Photo: Ronaldo Andrade

Migratory Birds

Not many people know that the Orchid Garden also attracts migrating birds, among them white-faced whistling duck, which spend the day in the Garden and at night return to the regions mangrove swamps. White egrets, which fascinate children and adults alike in various parts of the city, especially the Fish Market in Ponta da Praia, arrive at the end of the day and settle in the trees overnight.

 

Photo: Anderson Bianchi

A little history

The Municipal Orchid Garden was inaugurated on November 11, 1945 in order to exhibit the orchids cultivated by Júlio Conceição, Brazil’s first orchidologist, who had died seven years earlier.

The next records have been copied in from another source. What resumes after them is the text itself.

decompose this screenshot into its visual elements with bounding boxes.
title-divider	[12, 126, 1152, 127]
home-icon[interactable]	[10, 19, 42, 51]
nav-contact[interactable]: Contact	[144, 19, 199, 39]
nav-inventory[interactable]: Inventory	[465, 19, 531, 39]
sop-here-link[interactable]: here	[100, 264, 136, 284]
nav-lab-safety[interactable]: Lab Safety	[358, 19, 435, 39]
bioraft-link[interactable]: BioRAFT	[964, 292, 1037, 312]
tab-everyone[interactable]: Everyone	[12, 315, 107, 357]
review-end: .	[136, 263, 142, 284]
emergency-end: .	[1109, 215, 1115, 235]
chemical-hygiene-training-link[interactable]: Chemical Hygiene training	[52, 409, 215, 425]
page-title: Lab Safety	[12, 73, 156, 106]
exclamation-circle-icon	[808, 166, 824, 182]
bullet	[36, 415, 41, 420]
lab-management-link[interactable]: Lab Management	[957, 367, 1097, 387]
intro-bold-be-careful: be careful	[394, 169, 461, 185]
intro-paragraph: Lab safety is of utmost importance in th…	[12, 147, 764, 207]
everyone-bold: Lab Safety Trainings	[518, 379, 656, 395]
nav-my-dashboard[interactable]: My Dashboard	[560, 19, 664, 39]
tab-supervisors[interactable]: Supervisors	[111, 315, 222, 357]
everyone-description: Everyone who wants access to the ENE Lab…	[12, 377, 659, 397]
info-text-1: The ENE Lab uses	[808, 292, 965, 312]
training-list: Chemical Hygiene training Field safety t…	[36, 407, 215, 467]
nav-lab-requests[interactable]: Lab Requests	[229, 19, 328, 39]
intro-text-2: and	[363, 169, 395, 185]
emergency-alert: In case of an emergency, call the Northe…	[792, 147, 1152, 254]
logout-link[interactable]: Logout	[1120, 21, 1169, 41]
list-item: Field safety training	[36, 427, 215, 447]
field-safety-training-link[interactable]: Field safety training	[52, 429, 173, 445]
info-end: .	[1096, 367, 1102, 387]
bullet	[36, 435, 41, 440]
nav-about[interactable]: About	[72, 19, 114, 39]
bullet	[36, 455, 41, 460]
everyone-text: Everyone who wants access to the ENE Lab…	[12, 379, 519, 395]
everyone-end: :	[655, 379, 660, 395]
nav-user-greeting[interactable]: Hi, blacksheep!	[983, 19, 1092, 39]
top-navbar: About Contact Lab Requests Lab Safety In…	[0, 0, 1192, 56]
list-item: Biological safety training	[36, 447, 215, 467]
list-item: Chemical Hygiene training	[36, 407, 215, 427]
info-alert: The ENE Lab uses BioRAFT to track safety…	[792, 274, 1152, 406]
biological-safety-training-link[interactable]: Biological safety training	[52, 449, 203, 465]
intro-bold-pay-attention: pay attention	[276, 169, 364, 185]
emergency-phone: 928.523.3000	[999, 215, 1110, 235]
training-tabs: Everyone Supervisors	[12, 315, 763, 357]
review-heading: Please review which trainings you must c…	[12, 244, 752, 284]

He lived on a large site in Boqueirão, called Parque Indígena (Indigenous Park), where he cultivated  around 90,000 orchids on trees and growing frames, at the beginning of the last century. Opened in 1932, the Indigenous Park, the first establishment open to the public in Santos was a true tourist reference in the city, in operation up to the beginning of the 1940s, even after the death of its founder, in 1938. The biggest open-air orchid garden in the world at the time, the Indigenous Park also housed a pavilion to exhibit the flowers, fruit trees, gardens and beach changing huts, fish tanks, special tank with Amazon electric eels, dovecote and interesting benches made from whale bones. After Júlio Conceição’s death, the area was sold off in lots in 1944 and his collection was sold for a symbolic amount to the City Hall to form the Orchid Garden. But the garden’s story really began in 1903, when engineer Saturnino de Brito began his audacious plan for sanitation in Santos. His project also included the appropriation of lands to facilitate access to the Treatment Plant, opened in 1907, and the construction of a public park opposite this complex. The land was appropriated in 1909 and donated by the State to the City Hall in 1914. But the idea to build the garden would only be taken up 24 years later.